Hypothesis: Muscle confusion is the way to peak fitness
P90X TONY-ISMS
Do your best and forget the rest.1. Don’t say “I can’t.” Say “I presently struggle with.”
2. Oh, dude, this is going to hurt so much, in such a beautiful way.
3. The magic, the money, comes in the last three reps.
4. Keep your bucket nearby, my friends, because this routine is X City.
5. Happiness is this right here.
Time Commitment: 90 days
Researcher: Ryan Krogh
Kelly Slater brings it. So does Barry Zito. Even the Old Spice man dished on Jay Leno about it. The only thing more ubiquitous than the hype surrounding P90X fitness is its snappy catchphrase: Bring It!

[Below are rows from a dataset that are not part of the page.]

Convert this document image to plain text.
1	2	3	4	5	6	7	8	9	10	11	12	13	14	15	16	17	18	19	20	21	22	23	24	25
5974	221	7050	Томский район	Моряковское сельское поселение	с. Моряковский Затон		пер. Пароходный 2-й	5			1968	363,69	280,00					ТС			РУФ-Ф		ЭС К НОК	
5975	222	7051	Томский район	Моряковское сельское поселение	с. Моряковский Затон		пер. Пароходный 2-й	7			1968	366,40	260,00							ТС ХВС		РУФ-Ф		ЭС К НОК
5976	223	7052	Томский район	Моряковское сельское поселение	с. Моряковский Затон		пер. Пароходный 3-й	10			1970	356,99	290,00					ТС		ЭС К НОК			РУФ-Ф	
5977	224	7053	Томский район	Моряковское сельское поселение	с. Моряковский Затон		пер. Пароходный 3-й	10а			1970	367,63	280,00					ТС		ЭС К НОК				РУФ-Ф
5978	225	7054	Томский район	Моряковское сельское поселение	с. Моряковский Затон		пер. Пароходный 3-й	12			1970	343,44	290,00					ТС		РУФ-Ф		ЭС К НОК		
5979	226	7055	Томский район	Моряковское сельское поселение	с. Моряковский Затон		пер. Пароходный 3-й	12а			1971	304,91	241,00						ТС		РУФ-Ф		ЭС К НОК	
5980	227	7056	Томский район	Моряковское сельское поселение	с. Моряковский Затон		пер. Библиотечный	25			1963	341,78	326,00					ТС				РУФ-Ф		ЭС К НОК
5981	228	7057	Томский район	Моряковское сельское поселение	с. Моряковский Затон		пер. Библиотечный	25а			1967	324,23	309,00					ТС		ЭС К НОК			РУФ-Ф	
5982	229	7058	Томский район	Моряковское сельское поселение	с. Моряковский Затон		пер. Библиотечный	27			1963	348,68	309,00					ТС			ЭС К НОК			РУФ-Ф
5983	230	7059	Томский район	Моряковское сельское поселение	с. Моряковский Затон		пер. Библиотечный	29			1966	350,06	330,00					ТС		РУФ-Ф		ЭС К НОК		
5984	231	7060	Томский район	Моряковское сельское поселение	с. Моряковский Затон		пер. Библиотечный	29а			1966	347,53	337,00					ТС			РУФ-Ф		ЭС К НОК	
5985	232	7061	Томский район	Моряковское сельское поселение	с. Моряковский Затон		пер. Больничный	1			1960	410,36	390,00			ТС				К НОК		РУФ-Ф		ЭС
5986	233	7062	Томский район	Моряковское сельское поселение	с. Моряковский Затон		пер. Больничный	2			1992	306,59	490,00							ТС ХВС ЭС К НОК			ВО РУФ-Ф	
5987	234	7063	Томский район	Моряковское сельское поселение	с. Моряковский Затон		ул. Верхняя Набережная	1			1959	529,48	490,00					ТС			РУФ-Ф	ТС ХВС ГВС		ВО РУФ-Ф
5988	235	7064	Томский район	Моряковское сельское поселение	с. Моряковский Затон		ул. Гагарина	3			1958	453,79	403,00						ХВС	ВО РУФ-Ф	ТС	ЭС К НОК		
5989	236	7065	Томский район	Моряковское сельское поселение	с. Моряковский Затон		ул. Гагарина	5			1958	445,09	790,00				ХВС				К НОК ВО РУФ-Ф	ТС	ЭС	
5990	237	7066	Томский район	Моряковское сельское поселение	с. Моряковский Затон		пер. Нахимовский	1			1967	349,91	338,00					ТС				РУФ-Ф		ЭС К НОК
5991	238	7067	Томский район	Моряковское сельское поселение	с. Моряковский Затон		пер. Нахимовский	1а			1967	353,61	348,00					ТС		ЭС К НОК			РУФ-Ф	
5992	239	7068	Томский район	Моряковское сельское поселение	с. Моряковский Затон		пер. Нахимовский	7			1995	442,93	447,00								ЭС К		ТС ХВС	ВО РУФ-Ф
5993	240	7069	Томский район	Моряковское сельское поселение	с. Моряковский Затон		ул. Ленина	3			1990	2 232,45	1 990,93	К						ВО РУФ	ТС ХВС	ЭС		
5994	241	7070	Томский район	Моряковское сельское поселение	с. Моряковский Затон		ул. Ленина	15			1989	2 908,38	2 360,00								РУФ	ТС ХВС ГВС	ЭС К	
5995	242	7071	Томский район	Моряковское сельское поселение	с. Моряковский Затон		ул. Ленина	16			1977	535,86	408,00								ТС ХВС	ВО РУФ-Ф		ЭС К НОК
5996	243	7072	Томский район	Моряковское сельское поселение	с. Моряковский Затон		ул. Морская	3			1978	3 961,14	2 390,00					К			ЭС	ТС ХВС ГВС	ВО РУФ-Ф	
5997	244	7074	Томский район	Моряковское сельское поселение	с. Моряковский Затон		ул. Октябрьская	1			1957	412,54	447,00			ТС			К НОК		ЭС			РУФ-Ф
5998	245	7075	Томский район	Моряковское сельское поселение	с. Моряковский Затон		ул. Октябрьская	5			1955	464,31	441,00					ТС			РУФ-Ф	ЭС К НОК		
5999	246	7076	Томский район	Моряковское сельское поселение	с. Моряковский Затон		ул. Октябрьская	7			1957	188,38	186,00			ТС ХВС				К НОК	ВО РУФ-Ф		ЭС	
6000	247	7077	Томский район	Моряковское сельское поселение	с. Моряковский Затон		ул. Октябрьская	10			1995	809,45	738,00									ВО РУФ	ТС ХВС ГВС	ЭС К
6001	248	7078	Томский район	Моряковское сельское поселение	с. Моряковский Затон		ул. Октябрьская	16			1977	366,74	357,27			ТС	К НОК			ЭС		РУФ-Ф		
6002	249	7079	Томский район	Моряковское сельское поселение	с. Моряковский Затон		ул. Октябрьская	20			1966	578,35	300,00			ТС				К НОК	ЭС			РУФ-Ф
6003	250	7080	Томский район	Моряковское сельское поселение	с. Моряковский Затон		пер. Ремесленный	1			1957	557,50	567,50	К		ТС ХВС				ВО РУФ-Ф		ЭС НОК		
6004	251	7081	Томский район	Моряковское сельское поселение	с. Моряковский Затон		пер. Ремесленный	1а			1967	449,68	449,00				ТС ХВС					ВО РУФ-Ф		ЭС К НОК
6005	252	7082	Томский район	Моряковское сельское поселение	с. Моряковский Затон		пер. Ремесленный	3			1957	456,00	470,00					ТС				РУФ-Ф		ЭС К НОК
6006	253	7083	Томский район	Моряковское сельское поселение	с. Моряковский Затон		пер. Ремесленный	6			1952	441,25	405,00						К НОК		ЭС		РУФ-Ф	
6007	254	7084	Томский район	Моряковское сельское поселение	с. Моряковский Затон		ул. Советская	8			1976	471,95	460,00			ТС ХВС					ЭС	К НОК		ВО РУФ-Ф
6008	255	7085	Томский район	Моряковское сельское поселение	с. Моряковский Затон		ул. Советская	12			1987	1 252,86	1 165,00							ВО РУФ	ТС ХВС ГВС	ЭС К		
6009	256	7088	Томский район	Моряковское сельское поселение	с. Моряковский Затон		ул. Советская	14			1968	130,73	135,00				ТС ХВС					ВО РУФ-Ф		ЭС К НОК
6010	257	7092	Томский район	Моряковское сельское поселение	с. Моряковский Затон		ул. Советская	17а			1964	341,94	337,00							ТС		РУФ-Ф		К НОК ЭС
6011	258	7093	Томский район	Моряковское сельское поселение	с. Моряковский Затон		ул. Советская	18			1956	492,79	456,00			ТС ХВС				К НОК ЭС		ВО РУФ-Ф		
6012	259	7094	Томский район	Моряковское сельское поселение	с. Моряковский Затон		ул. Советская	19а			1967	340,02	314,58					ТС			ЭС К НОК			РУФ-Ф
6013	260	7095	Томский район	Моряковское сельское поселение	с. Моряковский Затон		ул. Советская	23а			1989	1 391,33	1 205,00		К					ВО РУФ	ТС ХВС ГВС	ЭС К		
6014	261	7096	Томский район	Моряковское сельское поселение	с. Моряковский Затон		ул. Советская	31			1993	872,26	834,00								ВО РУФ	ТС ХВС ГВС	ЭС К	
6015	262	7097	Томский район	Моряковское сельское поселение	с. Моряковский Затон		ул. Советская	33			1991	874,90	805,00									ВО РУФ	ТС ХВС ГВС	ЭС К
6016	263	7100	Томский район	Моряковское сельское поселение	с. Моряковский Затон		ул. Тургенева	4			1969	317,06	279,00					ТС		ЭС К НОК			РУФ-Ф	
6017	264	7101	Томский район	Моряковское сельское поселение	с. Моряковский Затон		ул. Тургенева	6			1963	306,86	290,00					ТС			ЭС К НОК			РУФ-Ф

The philosophy behind P90X, a home exercise system designed, in part, by celebrity fitness guru Tony Horton, is muscle confusion—subjecting the body to a variety of exercises designed to prevent it from adapting to a set routine. Give your muscles new challenges and you won't plateau. P90X has 12 DVDs' worth of variety—each day is a new routine roughly an hour long, and the weekly lineup changes every four weeks. When my $120 P90X package arrived in the mail, I felt like I'd been given the training manual for a living-room boot camp.
I didn't exactly Bring It my first week. For starters, I watched the Chest and Back DVD while hunched over a bowl of Froot Loops. But by the end of week one, I was sweating like hell on my living-room floor. The workouts involve, among other basics, heavy doses of push-ups, pull-ups, squats, yoga poses, and core strength moves. It wasn't until week three that I finally managed to match the pace and volume of Horton and his fitness models.
So was it working? “'Muscle confusion' is obviously a marketing term,” says Richard Cotton, national director of certification for the American College of Sports Medicine. “What it really is is exercise variety, and variety certainly makes a difference.” But anyone can add diversity to his training; what P90X provides is structure—and reliable companionship. Despite his penchant for fitness televangelism, Horton grows on you. He's a good, high-energy, digital workout partner. Hit play and he's coming at you with “How many you doing?” and “It's going to burn. It's supposed to!”
I'm in my sixth week—almost halfway through—and I've dropped nearly ten pounds. Somehow I've managed to stick with the program's draconian three-phase nutritional guide, too—heavy doses of fish and vegetables and minimal fats. With the arrival of ski season and a noticeable improvement in both my flexibility and my core strength, I'm determined to keep Bringing It.